The free-body diagram has to be drawn to show the applied forces on the given particle. The forces have to be divided into components as per requirements. The amount of the limiting friction will be the frictional coefficient times radius of the sphere. After equating the forces that are equally applied on the particle the value of the tangent of the angle (in which the forces are divided into components) can be found.
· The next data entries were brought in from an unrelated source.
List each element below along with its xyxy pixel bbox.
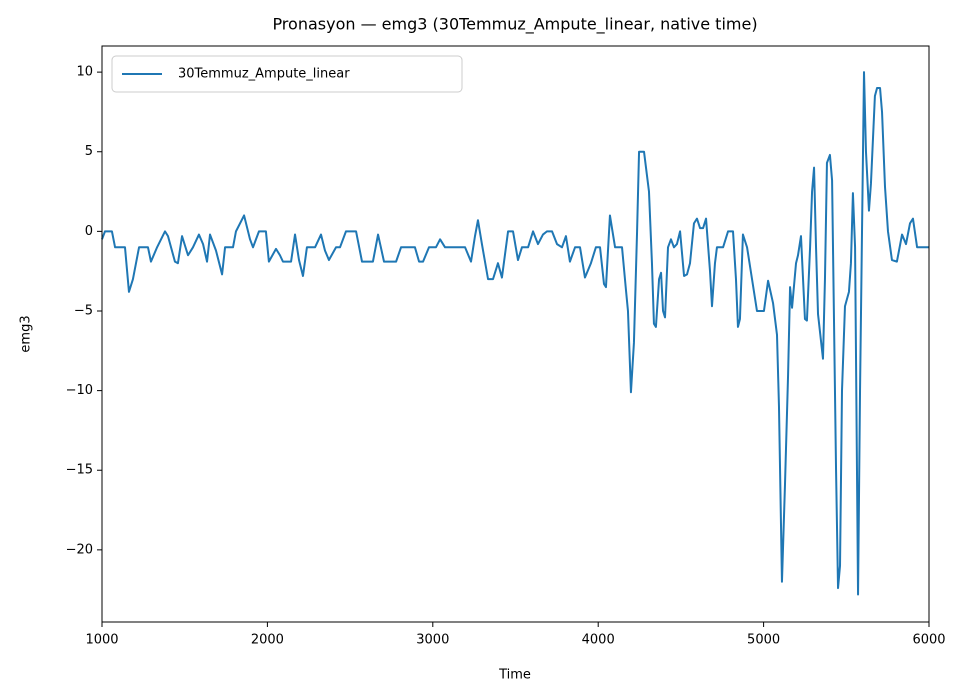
- chart-title: Pronasyon — emg3 (30Temmuz_Ampute_linear…: [272, 15, 757, 35]
- plot-frame: [101, 45, 930, 623]
- x-tick-label: 3000: [416, 633, 449, 648]
- x-tick-label: 4000: [582, 633, 615, 648]
- data-line: [101, 71, 929, 596]
- y-axis-label: emg3: [19, 315, 34, 352]
- legend-label: 30Temmuz_Ampute_linear: [178, 67, 350, 82]
- y-tick-label: −5: [74, 303, 93, 318]
- y-tick-label: 0: [85, 224, 93, 239]
- x-tick-label: 1000: [85, 633, 118, 648]
- x-tick-label: 6000: [912, 633, 945, 648]
- y-tick-label: −15: [66, 463, 93, 478]
- y-tick-label: 10: [76, 65, 93, 80]
- y-tick-label: −10: [66, 383, 93, 398]
- y-tick-label: −20: [66, 542, 93, 557]
- legend-box: [111, 55, 463, 93]
- x-tick-label: 2000: [251, 633, 284, 648]
- y-tick-label: 5: [85, 144, 93, 159]
- x-axis-label: Time: [498, 668, 531, 683]
- x-tick-label: 5000: [747, 633, 780, 648]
From this value, the maximum height up to which the particle can remain stationary can be calculated.

Formula used:
The limiting friction $F = \mu N$ , $\mu$ is the coefficient of friction between the particle and the hemisphere.
$N$ is the normal reaction force of the sphere on the particle.
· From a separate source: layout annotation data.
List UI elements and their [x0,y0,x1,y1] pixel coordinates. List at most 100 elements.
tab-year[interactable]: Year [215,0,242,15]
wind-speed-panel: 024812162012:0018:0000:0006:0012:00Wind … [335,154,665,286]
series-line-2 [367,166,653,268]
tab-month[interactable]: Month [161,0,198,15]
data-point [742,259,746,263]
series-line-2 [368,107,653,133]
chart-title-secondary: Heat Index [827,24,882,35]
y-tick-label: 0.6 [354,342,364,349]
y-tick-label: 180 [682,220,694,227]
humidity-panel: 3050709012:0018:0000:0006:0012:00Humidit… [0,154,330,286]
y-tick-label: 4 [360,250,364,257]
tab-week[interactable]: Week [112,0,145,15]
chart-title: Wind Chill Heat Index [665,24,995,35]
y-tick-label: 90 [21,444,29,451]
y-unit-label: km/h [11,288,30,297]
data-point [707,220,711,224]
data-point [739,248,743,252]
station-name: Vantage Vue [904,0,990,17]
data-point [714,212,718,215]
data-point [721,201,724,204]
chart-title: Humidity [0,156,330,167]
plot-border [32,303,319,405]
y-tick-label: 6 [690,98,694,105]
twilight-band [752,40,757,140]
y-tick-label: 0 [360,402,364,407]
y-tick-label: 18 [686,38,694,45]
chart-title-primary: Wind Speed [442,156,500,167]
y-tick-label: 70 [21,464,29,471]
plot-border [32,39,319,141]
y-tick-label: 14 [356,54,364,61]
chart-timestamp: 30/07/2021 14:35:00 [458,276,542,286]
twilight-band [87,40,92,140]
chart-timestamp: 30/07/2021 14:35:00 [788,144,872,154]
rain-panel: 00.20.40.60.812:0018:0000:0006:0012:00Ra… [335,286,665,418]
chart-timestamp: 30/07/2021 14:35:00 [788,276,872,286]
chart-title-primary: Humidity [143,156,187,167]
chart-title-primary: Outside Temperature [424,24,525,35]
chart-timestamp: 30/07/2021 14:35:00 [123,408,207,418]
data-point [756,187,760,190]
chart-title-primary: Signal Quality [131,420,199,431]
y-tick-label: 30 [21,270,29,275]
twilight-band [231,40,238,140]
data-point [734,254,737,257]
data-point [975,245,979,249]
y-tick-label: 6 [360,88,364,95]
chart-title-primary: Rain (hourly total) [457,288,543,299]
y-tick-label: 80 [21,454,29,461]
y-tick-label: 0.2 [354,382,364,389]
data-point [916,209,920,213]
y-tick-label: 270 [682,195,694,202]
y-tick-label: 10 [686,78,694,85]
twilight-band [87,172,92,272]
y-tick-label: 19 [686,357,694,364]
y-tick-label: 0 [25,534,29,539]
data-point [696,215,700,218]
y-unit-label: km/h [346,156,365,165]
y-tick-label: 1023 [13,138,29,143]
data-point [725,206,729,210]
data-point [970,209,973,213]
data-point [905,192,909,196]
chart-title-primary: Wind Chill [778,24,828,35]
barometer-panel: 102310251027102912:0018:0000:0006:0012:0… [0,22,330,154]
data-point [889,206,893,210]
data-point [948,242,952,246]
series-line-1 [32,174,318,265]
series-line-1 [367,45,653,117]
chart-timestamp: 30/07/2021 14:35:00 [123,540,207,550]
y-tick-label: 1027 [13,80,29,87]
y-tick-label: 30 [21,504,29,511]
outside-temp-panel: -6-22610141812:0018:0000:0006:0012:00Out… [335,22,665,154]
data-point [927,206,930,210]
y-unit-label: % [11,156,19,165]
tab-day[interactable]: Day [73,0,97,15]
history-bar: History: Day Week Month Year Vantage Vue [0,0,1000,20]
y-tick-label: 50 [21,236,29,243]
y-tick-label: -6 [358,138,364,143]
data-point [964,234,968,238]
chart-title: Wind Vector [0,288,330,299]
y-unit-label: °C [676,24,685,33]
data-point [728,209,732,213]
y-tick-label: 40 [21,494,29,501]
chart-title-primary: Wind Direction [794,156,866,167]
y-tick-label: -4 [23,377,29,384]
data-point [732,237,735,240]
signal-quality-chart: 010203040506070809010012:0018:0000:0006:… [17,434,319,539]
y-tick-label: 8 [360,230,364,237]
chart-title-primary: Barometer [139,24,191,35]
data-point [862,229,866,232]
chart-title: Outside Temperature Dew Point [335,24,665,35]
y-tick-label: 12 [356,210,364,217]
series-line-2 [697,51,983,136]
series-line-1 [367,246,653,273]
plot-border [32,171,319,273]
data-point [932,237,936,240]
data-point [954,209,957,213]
$N = mg\cos \theta$ , $mg\cos \theta$ is the horizontal component of the weight of the particle $mg$ .
The height $h = R - R\cos \theta$ , $R$ is the radius of the sphere.
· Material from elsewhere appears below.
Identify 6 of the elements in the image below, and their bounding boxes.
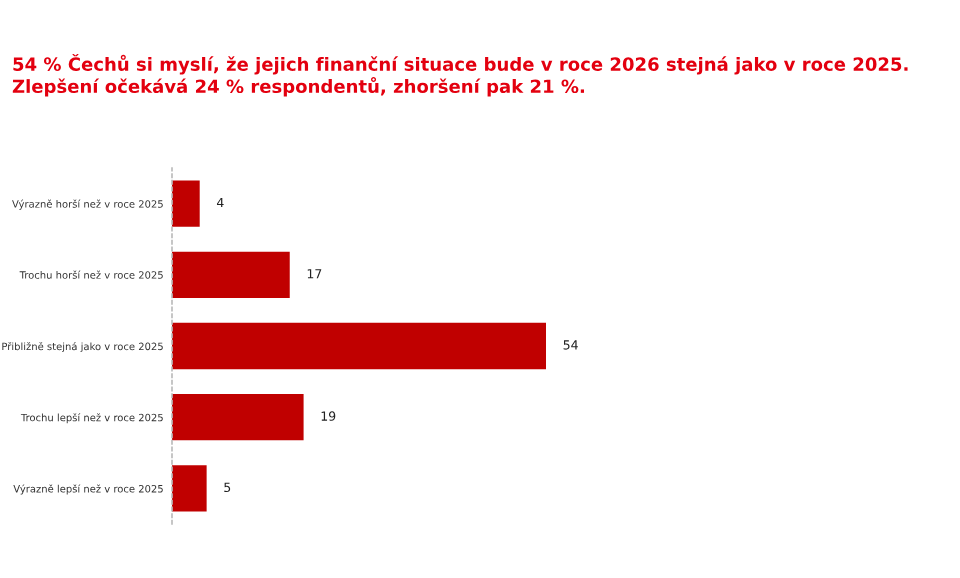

Complete step by step solution:
Let the particle of mass $m$ stay at rest on the point $B$ w.r…t the point$A$ .
The point $B$ is at height $h$ .

The horizontal component of the weight of the particle along the radius is $mg\cos \theta$. Hence the normal reaction force of the sphere on the particle $N = mg\cos \theta$.
The vertical component of the weight $mg\sin \theta$ tries to move the particle.
The limiting friction $F = \mu N$ , $\mu$ is the coefficient of friction between the particle and the hemisphere.
The condition for staying at the rest is that these two forces have to eliminate each other.
i.e. $mg\sin \theta = \mu mg\cos \theta$
$\Rightarrow \tan \theta = \mu$
Given that, $\mu = \dfrac{1}{{\sqrt 3 }}$
$\therefore \tan \theta = \mu$
$\Rightarrow \tan \theta = \dfrac{1}{{\sqrt 3 }}$
$\Rightarrow \theta = {30^ \circ }$
Now, from the diagram $\Delta OBC \Rightarrow OC = OB\cos 30^\circ$
$\Rightarrow OC = R\dfrac{{\sqrt 3 }}{2}$ [since, the radius of the sphere $OB = R$ ]
Now, The height $h = AC = AO - OC$
$\Rightarrow h = R - \dfrac{{\sqrt 3 R}}{2}$ [ also, we can write $h = R - R\cos \theta$ ]
$\Rightarrow h = R\left( {1 - \dfrac{{\sqrt 3 }}{2}} \right)$
Hence, the maximum height up to which the particle can remain stationary is $\Rightarrow h = R\left( {1 - \dfrac{{\sqrt 3 }}{2}} \right)$

Note: Here we can know about a term called ‘limiting friction’. When the amount of the applied force along the horizontal axis, the value of static friction ( the friction that tries to stop a particle from a movement) also increases slowly and reaches a maximum value. That means, there is also a limit in the increase of the friction by itself. The applied force when greater than the limit, the particle can not remain at rest. This maximum value of the static friction is known as the limiting friction or limiting value of static friction. After that, with the increase of the applied force, the value of the friction can not increase.